A Virtual Private Network uses additional encryption. IPSec, a commonly used protocol implemented by VPNs, encrypts the IP header and the payload, meaning the IP header is also encrypted. A trusted IPSec VPN in tunnel mode allows your data to travel through an encrypted tunnel to its point of termination, a VPN server that decrypts your traffic before sending it to its final destination (the webserver).
The webserver at the final destination only sees the IP address of the VPN server, without possessing any knowledge of origination or intermediate nodes, making it difficult to trace back to your source IP address. The Encapsulating Security Payload (ESP) protocol also adds a new IP header to the packet, ensuring the actual destination IP address of the webserver is not revealed. Thus, this makes it more difficult for someone to determine the hostnames by correlating IP addresses, making it harder to see what websites you visited.
Tor is an anonymity network that can enable users to access TCP-based applications (such as websites) while making them resistant to a hacker’s attempts to see what they are browsing.
When accessing a website whilst using Tor, your data is sent through a series of nodes (known as onion routers) connected over a circuit. Your client negotiates a separate encryption key through the Diffie-Helman Key Agreement with each node on the circuit that the data must pass through. Each successive node the data passes through provides an added layer of encryption that gets “unwrapped” by the correct key at the corresponding node.
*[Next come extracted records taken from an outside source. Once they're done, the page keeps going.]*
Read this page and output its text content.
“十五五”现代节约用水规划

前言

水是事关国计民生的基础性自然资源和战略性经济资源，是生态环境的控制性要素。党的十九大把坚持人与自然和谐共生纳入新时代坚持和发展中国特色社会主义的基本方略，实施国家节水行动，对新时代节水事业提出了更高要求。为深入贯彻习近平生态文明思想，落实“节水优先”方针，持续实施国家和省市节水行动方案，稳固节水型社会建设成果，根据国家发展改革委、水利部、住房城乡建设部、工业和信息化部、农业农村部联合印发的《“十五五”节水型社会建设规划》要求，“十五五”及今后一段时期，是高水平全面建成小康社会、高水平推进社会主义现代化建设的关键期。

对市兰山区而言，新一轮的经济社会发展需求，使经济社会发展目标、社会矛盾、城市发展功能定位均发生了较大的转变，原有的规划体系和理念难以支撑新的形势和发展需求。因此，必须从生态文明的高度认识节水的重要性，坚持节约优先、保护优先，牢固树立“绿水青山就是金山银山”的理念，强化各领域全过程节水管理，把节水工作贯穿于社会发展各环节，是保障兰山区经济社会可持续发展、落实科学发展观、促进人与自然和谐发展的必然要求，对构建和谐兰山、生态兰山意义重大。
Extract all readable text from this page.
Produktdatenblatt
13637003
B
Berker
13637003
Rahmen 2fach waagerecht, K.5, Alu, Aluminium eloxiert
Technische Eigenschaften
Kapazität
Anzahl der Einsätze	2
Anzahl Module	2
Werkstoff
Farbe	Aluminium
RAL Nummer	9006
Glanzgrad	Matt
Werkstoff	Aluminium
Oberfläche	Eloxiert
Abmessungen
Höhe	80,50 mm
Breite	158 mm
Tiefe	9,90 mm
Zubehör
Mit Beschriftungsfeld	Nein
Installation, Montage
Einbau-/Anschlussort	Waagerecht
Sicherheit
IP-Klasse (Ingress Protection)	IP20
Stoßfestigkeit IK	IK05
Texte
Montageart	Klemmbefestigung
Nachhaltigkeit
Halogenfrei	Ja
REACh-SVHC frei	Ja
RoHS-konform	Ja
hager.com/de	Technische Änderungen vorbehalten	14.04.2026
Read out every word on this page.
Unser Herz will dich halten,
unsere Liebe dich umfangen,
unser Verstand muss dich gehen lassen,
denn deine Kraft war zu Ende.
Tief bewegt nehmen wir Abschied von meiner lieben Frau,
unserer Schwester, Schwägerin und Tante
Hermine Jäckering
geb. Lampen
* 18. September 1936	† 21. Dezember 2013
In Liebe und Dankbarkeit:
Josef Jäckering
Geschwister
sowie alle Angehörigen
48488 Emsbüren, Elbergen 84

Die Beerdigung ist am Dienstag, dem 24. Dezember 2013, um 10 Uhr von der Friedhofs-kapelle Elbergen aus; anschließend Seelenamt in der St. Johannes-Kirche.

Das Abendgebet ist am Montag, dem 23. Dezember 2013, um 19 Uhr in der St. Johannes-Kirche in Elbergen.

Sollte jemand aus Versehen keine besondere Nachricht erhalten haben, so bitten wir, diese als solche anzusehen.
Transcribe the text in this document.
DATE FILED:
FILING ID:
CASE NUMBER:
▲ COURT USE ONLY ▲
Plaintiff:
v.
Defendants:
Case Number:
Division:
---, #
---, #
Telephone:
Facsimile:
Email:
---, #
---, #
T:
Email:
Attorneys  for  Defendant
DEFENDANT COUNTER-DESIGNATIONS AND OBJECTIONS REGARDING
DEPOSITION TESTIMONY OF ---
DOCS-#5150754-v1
Each node can only see the nodes immediately before and after it but has no other information about the circuit path. Even your internet service provider would only know about the node in the first hop without any awareness about the path your packets take through the circuit, carefully ensuring the destination they travel to is masked. Read more here.
Tor vs VPN
In comparison to VPNs, the security guarantees of Tor are slightly different. Because Tor upholds the receiver anonymity property, you do not need to inherently trust the Tor nodes, whereas the VPN service you use must be one that is trusted, since VPN servers could be compromised. Tor would, however, introduce new attack vectors. While the layered encryption could prevent passive traffic analysis, if a motivated party is able to compromise keys, potentially by infecting your device with malware, or if someone is capable of running hostile routers in the Tor network, plaintext information could still be accessed.